Jun 1, 2020, 5 tweets

The difference between islands and hills is whether there's water around them!
#Halifax harbour was mostly dry land after the last ice age ended 10,000 years ago - a couple lakes and a stream that ran from the #SackvilleRiver to the sea.
#nspoli #cbpoli #novascotia #capebreton

Georges became an island as rising seas filled the harbour, a process completed 5700 years ago. Sea levels are lower during ice ages because so much water is frozen in glaciers, and sea levels rise as glaciers melt.
#nspoli #cbpoli #novascotia #capebreton

In this picture you can see some of the submerged area of #GeorgesIsland.

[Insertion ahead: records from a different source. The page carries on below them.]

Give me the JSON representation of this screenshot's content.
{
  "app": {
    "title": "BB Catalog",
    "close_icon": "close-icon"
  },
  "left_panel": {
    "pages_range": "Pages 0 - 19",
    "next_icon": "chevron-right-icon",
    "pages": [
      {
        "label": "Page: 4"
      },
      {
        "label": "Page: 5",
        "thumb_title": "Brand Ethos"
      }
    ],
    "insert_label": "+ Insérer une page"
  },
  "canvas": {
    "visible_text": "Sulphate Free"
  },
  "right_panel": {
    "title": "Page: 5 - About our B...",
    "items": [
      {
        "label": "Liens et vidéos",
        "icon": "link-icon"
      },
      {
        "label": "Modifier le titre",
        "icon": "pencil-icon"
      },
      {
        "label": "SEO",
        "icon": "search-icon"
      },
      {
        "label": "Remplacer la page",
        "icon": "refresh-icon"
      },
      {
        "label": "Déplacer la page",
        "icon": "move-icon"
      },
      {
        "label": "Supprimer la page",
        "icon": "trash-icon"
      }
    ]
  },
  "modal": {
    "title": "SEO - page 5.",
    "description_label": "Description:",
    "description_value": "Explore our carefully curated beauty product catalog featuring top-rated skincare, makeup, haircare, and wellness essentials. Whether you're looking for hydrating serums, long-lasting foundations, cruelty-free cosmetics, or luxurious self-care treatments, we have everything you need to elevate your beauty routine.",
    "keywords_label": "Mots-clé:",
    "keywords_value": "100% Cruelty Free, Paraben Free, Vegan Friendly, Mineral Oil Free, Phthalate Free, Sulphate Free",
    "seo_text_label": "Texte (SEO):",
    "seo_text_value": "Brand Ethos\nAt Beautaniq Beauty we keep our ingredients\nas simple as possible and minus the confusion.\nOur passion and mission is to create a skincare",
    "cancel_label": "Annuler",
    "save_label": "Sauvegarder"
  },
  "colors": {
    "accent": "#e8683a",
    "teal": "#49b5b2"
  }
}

Imagine the harbour is dry land. Georges would just be a hill like any other.
#nspoli #cbpoli #novascotia #capebreton #halifax

#Halifax's harbour islands, including Georges, are drumlins - rocks, gravel, sand and clay left by glaciers 10,000-70,000 years ago when Nova Scotia was covered by glaciers several kilometres thick.
#nspoli #cbpoli #novascotia #capebreton

The word drumlin comes from the Gaelic word druim, meaning “rounded hill,” or “mound.”
Georges Island was occupied by military forces for 200 years from 1750, acting as a key fortification protecting #Halifax.